- The Washington Times - Thursday, January 16, 2003

The Social Security system will require benefit cuts, tax increases or a higher retirement age to remain viable, regardless of whether workers are allowed to put some of their payroll taxes into personal investment accounts, Congress' investigative arm reported yesterday.
The General Accounting Office said several trillion dollars would be needed, with or without the accounts. The difference is the timing. A big infusion of money would be needed sooner if the personal investment accounts are enacted.
"You've got to act you don't have a choice," David Walker, comptroller of the General Accounting Office, said at a Senate hearing. "The question is when are you going to act and how you're going to act."
The cost to the government to overhaul the system, at a time when deficits are soaring again, makes it unlikely that reform will occur soon.
"I bet we don't do it this year," said Sen.

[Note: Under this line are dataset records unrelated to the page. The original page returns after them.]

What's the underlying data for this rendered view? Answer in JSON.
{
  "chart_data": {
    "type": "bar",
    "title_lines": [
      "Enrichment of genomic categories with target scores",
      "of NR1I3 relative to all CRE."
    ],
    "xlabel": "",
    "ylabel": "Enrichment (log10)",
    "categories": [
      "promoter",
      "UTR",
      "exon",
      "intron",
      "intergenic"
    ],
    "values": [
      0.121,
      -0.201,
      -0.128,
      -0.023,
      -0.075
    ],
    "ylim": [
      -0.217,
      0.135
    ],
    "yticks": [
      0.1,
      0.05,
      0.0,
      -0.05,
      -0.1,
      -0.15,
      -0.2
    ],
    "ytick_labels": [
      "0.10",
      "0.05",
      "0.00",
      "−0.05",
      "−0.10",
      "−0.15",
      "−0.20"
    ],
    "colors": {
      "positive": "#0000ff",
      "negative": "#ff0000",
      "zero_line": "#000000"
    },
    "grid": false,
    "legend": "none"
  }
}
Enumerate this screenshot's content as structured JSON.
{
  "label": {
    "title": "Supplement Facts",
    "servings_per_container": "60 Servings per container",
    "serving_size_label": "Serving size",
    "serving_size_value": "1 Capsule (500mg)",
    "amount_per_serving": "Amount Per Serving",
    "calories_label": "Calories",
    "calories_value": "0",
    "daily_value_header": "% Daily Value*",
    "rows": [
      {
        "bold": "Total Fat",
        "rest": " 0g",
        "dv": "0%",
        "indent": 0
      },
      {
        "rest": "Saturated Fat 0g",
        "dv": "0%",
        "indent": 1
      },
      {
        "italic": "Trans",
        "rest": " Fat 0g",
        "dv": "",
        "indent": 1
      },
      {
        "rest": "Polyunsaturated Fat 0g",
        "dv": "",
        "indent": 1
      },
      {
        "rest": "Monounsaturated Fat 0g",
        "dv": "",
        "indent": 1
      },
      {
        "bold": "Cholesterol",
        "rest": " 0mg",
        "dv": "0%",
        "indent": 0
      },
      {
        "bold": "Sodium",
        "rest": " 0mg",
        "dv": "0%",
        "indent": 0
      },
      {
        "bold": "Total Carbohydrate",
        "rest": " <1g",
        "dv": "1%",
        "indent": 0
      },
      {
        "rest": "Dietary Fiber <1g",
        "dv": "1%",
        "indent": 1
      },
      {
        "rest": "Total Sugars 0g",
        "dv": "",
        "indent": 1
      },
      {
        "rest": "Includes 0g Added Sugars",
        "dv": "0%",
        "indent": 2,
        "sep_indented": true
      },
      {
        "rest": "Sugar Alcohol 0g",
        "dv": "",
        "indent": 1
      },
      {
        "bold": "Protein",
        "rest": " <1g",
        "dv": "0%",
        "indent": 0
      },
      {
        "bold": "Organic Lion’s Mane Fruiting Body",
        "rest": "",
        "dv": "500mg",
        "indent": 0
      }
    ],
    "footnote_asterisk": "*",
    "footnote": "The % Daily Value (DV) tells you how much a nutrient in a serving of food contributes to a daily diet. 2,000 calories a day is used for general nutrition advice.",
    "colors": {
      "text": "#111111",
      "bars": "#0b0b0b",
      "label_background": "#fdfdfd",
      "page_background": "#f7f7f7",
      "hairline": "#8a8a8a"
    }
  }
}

John B. Breaux, Louisiana Democrat, outgoing chairman of the Senate Special Committee on Aging and a White House ally on personal accounts.
The lawmaker said he has advocated that Social Security reform be included in President Bush's State of the Union speech later this month.
Social Security, a pay-as-you-go system, is expected to start paying out more in benefits than it collects in taxes by 2017. That's because the large baby-boom generation starts retiring and the work force keeping the system afloat through payroll taxes declines.
The GAO, the investigative arm of Congress, evaluated several proposals that would let younger workers invest a portion of their payroll taxes in the stock market, including plans put forward by President Bush's Social Security Commission in 2001.
One commission proposal, considered the most viable, would cost $2.2 trillion and cut the benefits future retirees would expect to receive under the current system. The investment-accounts feature would require funding sooner. If no changes are made to the system, the bill comes due decades later, said Mr. Walker, a supporter of personal accounts.
"It's a matter of how much and when," he said.
The only plan adding personal accounts that doesn't require government funding eliminates the cap on the income subject to a payroll tax.
"There's no question we have a big hole," said Sen. Debbie Stabenow, Michigan Democrat. "The first thing is to stop digging."